Bene. Non posso credere che produttori e dirigenti teatrali che hanno messo in scena lavori sulle dittature di Videla e Pinochet, piuttosto che sulla Shoah e il fascismo storico, possano non capire ciò che avviene oggi. Significherebbe che non hanno capacità cognitive o che gli autori e promotori non sono quelli indicati sulle locandine. In alternativa, ci si trova di fronte a una linea gestionale non scevra da vigliaccheria.
Non intendo qui affrontare di nuovo l’inefficacia dei cosiddetti “vaccini” come già indicato da alcuni report scientifici nazionali e internazionali, inclusi quelli provenienti dal nostro Istituto Superiore della Sanità, piuttosto che dimostrare la responsabilità del governo sul protocollo “tachipirina e vigile attesa”, di nuovo benedetto dal Consiglio di Stato, che impedisce le cure contro il virus indicato; l’ho già fatto con tanto di fonti in precedenti articoli. E nemmeno voglio riportare per l’ennesima volta i parallelismi tra le discriminazioni presenti e quelle del passato. Il fatto è che chi obbedisce a regole criminali è a sua volta un criminale, e pertanto chi non disobbedisce al super green pass è di fatto complice di una logica illegale.

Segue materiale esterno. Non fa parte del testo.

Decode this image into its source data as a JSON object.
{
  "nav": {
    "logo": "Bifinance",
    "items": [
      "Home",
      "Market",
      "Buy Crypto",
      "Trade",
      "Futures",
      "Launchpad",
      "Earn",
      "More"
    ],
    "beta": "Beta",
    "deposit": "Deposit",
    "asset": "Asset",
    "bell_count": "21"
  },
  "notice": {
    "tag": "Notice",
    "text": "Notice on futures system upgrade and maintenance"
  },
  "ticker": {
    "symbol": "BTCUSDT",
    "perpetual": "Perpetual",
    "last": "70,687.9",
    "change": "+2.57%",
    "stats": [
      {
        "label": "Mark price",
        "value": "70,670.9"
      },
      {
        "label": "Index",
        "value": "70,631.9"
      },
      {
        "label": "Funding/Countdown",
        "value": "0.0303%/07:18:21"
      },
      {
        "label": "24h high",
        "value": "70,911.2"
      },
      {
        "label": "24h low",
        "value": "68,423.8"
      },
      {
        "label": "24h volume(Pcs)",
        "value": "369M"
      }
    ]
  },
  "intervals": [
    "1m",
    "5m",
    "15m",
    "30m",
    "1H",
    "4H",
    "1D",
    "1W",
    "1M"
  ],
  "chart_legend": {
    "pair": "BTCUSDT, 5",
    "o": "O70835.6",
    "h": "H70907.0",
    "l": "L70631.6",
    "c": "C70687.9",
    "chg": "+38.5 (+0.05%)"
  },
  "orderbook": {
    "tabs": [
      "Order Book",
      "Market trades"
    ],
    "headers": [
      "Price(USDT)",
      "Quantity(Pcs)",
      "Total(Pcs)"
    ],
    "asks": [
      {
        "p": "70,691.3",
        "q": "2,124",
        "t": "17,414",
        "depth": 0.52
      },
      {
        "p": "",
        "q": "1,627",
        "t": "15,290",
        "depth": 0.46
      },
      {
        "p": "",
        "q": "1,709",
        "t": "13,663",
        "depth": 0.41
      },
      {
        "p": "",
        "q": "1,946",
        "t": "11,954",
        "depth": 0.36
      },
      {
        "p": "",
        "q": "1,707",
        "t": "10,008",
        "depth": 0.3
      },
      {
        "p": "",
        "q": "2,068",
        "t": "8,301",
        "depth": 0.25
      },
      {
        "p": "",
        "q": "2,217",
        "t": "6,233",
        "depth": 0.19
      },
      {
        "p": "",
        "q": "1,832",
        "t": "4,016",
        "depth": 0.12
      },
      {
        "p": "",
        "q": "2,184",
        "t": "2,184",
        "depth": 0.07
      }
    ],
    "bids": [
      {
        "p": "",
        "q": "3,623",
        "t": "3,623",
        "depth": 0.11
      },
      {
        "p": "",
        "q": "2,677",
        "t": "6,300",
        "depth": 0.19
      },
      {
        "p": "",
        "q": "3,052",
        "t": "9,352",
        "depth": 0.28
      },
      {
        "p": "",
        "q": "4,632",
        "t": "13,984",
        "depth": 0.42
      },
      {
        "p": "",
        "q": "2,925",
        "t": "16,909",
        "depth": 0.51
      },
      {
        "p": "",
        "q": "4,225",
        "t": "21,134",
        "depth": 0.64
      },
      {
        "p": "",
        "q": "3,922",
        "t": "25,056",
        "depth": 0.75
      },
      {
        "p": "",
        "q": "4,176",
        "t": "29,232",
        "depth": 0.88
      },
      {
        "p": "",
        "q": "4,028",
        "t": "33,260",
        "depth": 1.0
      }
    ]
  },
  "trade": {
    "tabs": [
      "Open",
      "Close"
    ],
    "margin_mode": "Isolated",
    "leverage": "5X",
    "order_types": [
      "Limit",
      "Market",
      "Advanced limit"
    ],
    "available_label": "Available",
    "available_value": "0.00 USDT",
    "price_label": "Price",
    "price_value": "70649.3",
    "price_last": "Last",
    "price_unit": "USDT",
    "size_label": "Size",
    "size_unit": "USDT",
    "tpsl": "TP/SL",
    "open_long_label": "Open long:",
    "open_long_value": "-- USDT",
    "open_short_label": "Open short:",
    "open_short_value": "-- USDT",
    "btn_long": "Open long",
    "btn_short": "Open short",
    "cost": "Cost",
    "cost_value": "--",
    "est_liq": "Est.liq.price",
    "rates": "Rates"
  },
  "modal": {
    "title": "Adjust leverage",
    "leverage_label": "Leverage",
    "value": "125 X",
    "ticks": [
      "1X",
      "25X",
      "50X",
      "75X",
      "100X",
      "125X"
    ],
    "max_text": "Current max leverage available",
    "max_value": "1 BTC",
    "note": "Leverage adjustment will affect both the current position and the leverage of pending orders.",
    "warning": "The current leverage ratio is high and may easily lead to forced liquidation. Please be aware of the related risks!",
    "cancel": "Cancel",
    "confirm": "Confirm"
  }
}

L’unica conseguenza è la seguente: i teatranti che sostengono i dettami del governo non fanno teatro, ma una passerella d’ipocriti da palcoscenico. Ovviamente non mi riferisco alle lavoratrici e lavoratori che sono costretti a subire queste regole scellerate, ma ai loro responsabili, che si sono genuflessi al potere o, peggio, ne hanno approvato gli indirizzi discriminatori (e persecutori) con dichiarazioni pubbliche anche a mezzo social, con tanto di accuse e giudizi offensivi nei confronti di chi ha deciso diversamente sulla propria salute. E perché ciò? Forse per un’ignavia generata da una rabbia sopita verso se stessi, causata dall’accettazione di simili imposizioni, nonché, da perfetti cavalier serventi della nomenklatura di potere, per vile reazione verso chi ha mostrato più coraggio di loro, i disobbedienti verso i decreti anticostituzionali voluti innanzitutto dai principali partiti “disinistra” con la complicità di tutti gli esponenti politici di questo governo.

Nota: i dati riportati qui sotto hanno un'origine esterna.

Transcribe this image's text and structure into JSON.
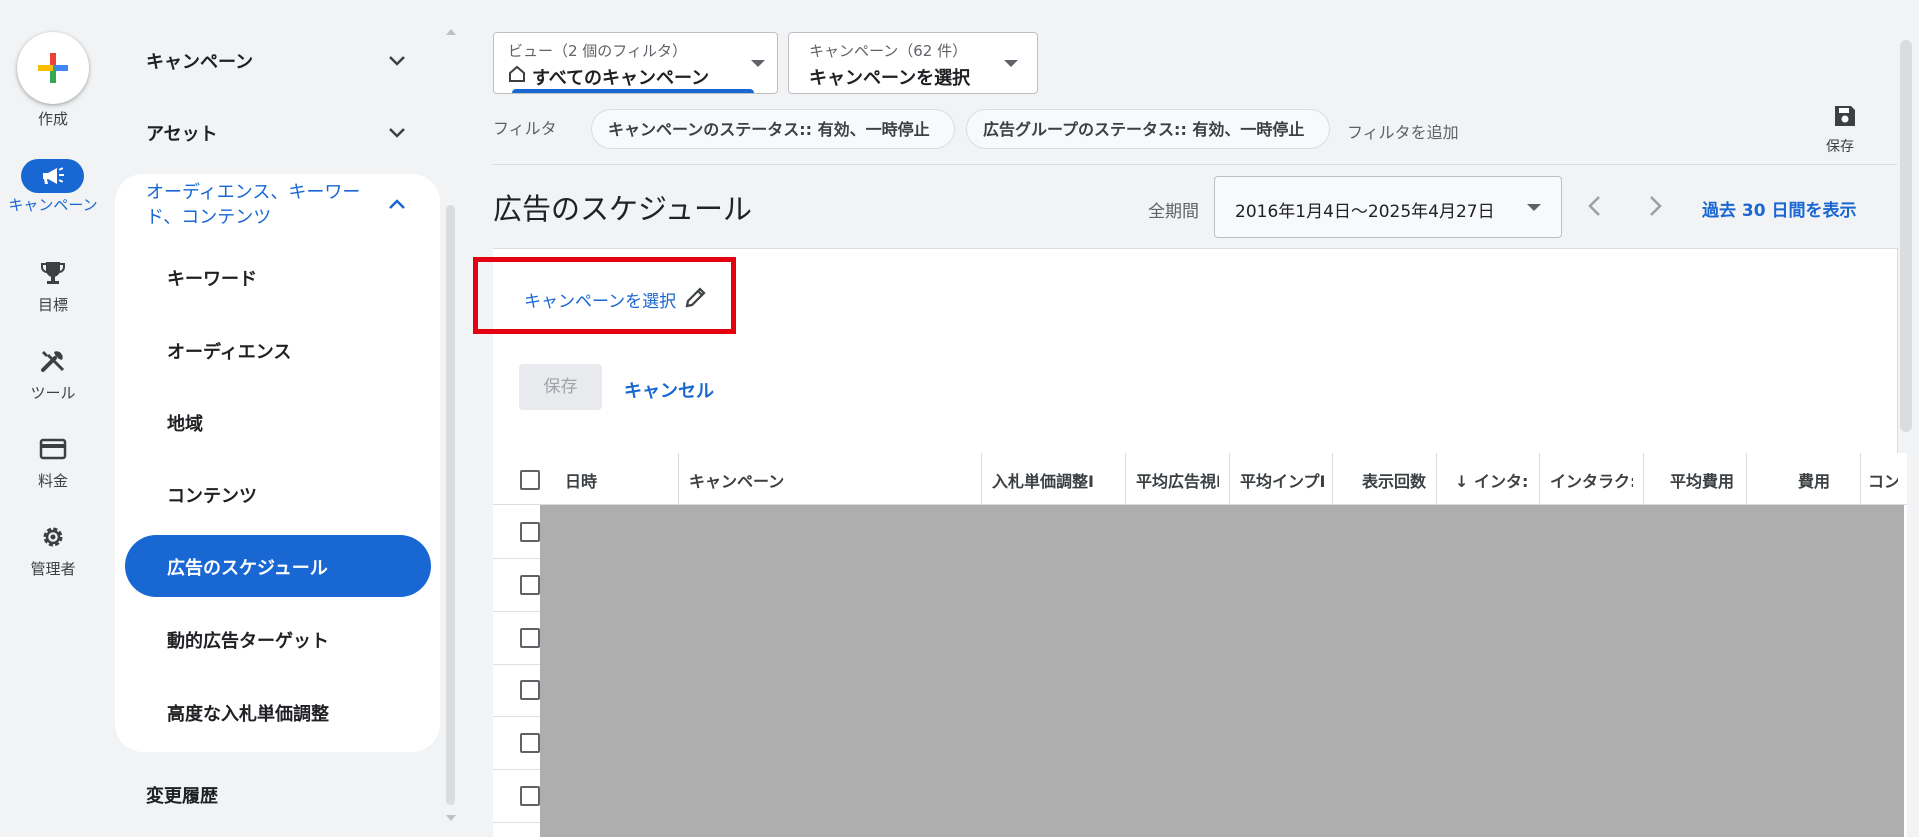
{
  "rail": {
    "create_label": "作成",
    "campaign_label": "キャンペーン",
    "goals_label": "目標",
    "tools_label": "ツール",
    "billing_label": "料金",
    "admin_label": "管理者"
  },
  "nav": {
    "campaigns": "キャンペーン",
    "assets": "アセット",
    "section_title": "オーディエンス、キーワード、コンテンツ",
    "items": [
      "キーワード",
      "オーディエンス",
      "地域",
      "コンテンツ",
      "広告のスケジュール",
      "動的広告ターゲット",
      "高度な入札単価調整"
    ],
    "change_history": "変更履歴"
  },
  "view_dropdown": {
    "small": "ビュー（2 個のフィルタ）",
    "main": "すべてのキャンペーン"
  },
  "campaign_dropdown": {
    "small": "キャンペーン（62 件）",
    "main": "キャンペーンを選択"
  },
  "filters": {
    "label": "フィルタ",
    "chips": [
      "キャンペーンのステータス:: 有効、一時停止",
      "広告グループのステータス:: 有効、一時停止"
    ],
    "add": "フィルタを追加"
  },
  "save_top_label": "保存",
  "page_title": "広告のスケジュール",
  "date": {
    "period_label": "全期間",
    "range": "2016年1月4日～2025年4月27日",
    "last30": "過去 30 日間を表示"
  },
  "editor": {
    "select_campaign": "キャンペーンを選択",
    "save": "保存",
    "cancel": "キャンセル"
  },
  "table": {
    "headers": [
      "日時",
      "キャンペーン",
      "入札単価調整Ⅰ",
      "平均広告視Ⅰ",
      "平均インプⅠ",
      "表示回数",
      "↓ インタ:",
      "インタラク:",
      "平均費用",
      "費用",
      "コン"
    ]
  },
  "colors": {
    "accent": "#1967d2",
    "highlight": "#e3000f"
  }
}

Un grande Presidente del passato, Sandro Pertini, dichiarò apertamente che contro una legge ingiusta la Resistenza è un dovere, e non credo che per questo possa essere additato alla storia come sovversivo. Al contrario, chi non adempie a questo obbligo morale può ritenersi fiancheggiatore di un sopruso. Ragione per cui non considererò più teatro, nemmeno in futuro, quello messo in scena dai giullari collaborazionisti del regime. E non ritengo necessario aggiungere altro.